With the advances of the moving image production part of the moving image production, mainly video art is increasingly aimed at audiences that know about history of art, history of image, people that know about some mechanisms of the video art, film history and theory features. Part of this audience consists of professionals of image, artists themselves, filmakers, curators, and of course specific public. Nevertheless, vídeo art, moving images far from reducing their circle of influence it actually involves them more in all the subjects of the visual mechanisms of the present advanced knowledge and emotional disordered society, where the visual creativity is to be found in all activities and then extended to the way one visualizes the world, in a kind of strange one can say: “imagelisation”.

A paramount fact in all the image: film, vídeo art, new media production it is not whether or not a video art or moving image piece is economically successful in today’s market, but if it is the extent to which, in addition to having a practical purpose, its design includes a meaning that links its user to new possibilities, voices, the idea of interacting with those images within the vídeo art piece in the broad social network. In the end art, and mainly video art and moving image is, and always has been, an experimental laboratory of of visual / plastic representations and mainly powerful signs, symbols represented in analogic cathodic rays, digital pixels, digit numbers, search videos…
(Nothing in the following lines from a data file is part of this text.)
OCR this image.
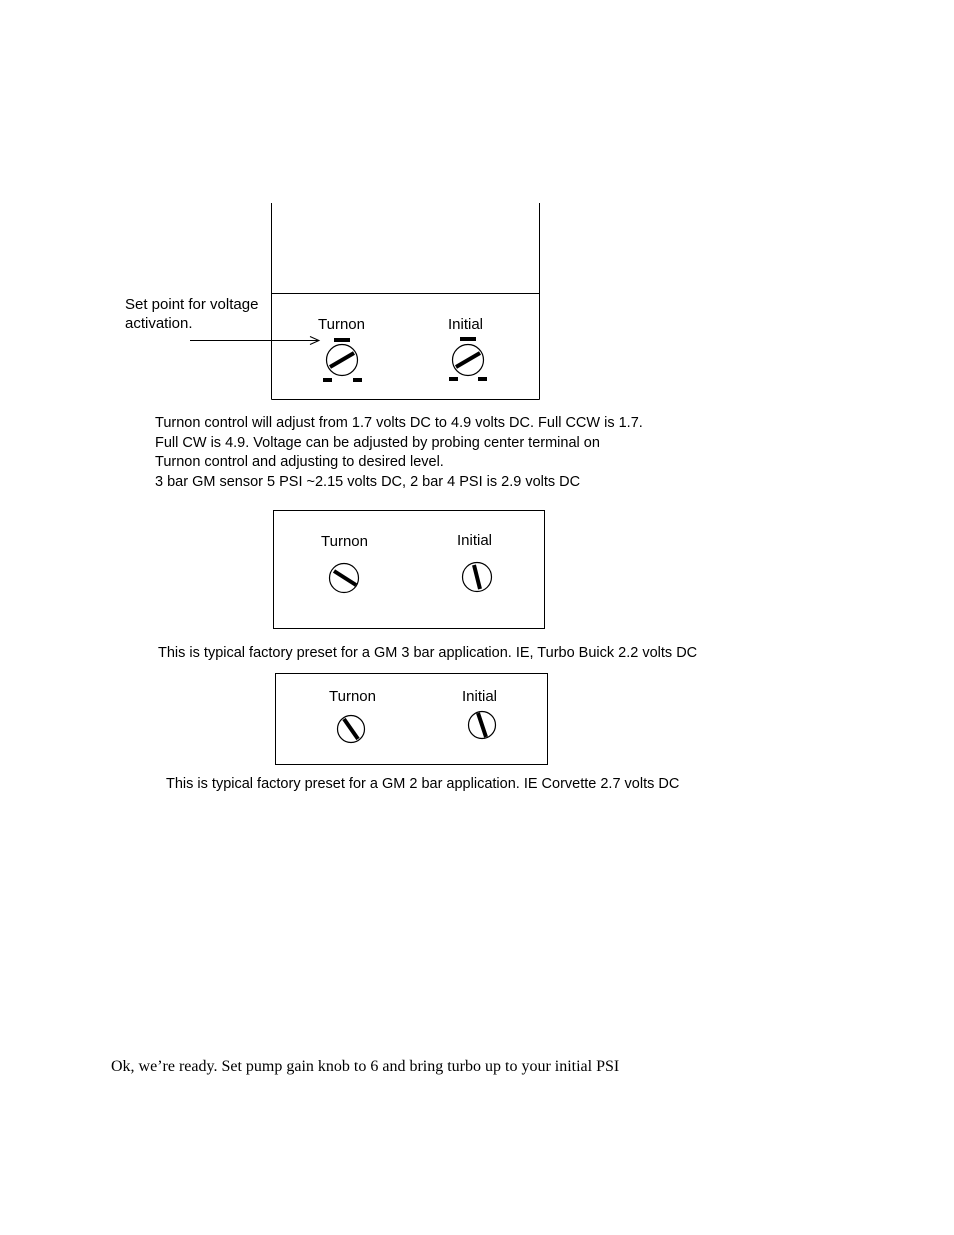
Set point for voltage
activation.	Turnon	Initial
Turnon control will adjust from 1.7 volts DC to 4.9 volts DC. Full CCW is 1.7.
Full CW is 4.9. Voltage can be adjusted by probing center terminal on
Turnon control and adjusting to desired level.
3 bar GM sensor 5 PSI ~2.15 volts DC, 2 bar 4 PSI is 2.9 volts DC
Turnon	Initial
This is typical factory preset for a GM 3 bar application. IE, Turbo Buick 2.2 volts DC
Turnon	Initial
This is typical factory preset for a GM 2 bar application. IE Corvette 2.7 volts DC
Ok, we’re ready. Set pump gain knob to 6 and bring turbo up to your initial PSI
Living in a global, visual society in the age of advanced technology, Internet, and extreme paradoxes a kind of “imagelisation” has become an increasingly description. A powerful notion that stems from contemporary science where visualisation is about representation. When one talks about “imagelisation” one talks about visual landscapes, scenarios that one have the perception with the vision, the latin “video” and senses that are in this sense spatio-temporal organisation of complex data, meta data, meta images (images about images, or mediated by other images) in a computer, by search engines, mathematical algorithms, scrawlers. All of this in accordance with the assumed laws (or lack of laws in the complex world of the XXI Century where what nothing is what it seems to be) of this subject matter that may be rules, different kind of set ups: scientific, physics, economics, of the social life, and so forth.

However, the landscapes that we live in are created in one hand by the images produced by humans. These images are different from what images are supposed to show us, the little “piece” of the world in a certain environment, in the context of the factors that may influence its perception. Image landscapes are in this sense per se always plural and have a certain history and fictitious sense attached, or perhaps rather reality-suspended character created by the image of it, one had previously.

Then the context and definition of “Imagelisation” is about the possibilities of how to reflect about the aesthetics of the present and the future. Secondly, “imagelisation” seems in a certain sense to integrate the scientist-modeller as the interpreting observer on the same “stage” as the subject matter, not only as a vigilant interpreter but also an agency to be found topologically “on the stage” as a virtual viewpoint, a “camera”, or  “video” = “eye”.

In this sense, analysing the world by means of “imagelisation”, image and landscapes should imply a particular reflexivity, which not only befalls the represented but also all those instances which may determine its development. In a sense, what should be important to the observer on the stage of “imagelisation” is not the image / object, in this case movig image, as such but all those relations that this object reflects and which may possibly determine its development in the virtual environment. And in this case video arte and “imagelisation” is precisely about managing the perception of moving images, and the reflective set of relations the total of reality, the world and, of course the weight of humanity.